On Friday, April 2, I leave from JFK for a two month stay in Tokyo, supported by an Andrew W. Mellon Foundation Emeritus Fellowship. This fellowship is aimed specifically at retired professors who remain active scholars in their field. In my case, the field is Kabuki
theatre, one of the four major forms of traditional Japanese theatre. I have written prolifically about this traditional theatre, and in recent years have been concerned mainly with its postwar resurgence. Kabuki was seriously endangered during the Occupation of Japan, 1945-1952, by the censorship policies of the American military government under Gen. MacArthur, but by the end of the Occupation had managed to regain its footing. The story of kabuki during the Occupation is told in my book, Rising from the Flames: The Rebirth of Theatre in Occupied Japan, 1945-1952(2009), which also discusses the Occupation experiences of other forms of Japanese theatre, both traditional and modern. My present project seeks to take the history of postwar kabuki to the next step, the period from right after the end of the Occupation (May 1952) to the end of 1965, shortly after the death of one of the era's greatest stars, Ichikawa Danjuro XI. The narrative will discuss the numerous issues confronting kabuki during this tumultuous time, when Japan was rapidly recovering from the devastation of World War II and becoming an incredibly successful economic power on the world scene.

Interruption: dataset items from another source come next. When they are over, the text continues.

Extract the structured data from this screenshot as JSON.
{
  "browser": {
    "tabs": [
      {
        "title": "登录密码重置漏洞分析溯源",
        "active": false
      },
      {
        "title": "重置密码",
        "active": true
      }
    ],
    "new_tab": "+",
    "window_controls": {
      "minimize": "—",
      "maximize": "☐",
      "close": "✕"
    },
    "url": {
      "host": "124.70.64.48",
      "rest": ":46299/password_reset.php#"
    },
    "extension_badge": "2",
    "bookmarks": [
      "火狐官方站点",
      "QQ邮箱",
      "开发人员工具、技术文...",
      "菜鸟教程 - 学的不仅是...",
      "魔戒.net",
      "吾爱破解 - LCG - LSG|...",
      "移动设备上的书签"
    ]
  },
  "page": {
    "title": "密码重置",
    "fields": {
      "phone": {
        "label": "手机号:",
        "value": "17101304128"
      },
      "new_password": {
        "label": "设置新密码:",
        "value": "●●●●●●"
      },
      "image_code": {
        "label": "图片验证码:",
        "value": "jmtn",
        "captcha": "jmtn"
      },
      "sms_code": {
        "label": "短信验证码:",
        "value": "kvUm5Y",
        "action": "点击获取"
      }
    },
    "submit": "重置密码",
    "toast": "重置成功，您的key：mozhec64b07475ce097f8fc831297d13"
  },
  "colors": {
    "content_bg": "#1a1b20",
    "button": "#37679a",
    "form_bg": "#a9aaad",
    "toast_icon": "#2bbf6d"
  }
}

The ability of kabuki--a theatre form that arose during a time of feudalistic domination by the powerful Tokugawa shogunate (1603-1868)--to survive in the maelstrom of modernity that swept over the country in the postwar period is a fascinating phenomenon, and one I hope to explore more closely in the months ahead.
My blog will also record some of my personal experiences in becoming reacquainted with Japan, from which I've been away since 2004. I'll be alone in Tokyo for the first six weeks, with my family joining me in mid May. At nearly 70, I'm not especially thrilled to be away from loved ones for so long, but it's clear that being on my own, without the usual distractions of family life (as far as they can be avoided in the age of e-mails and instant messaging), will make the time I spend on my project before they arrive far more productive than otherwise. Let's see what happens.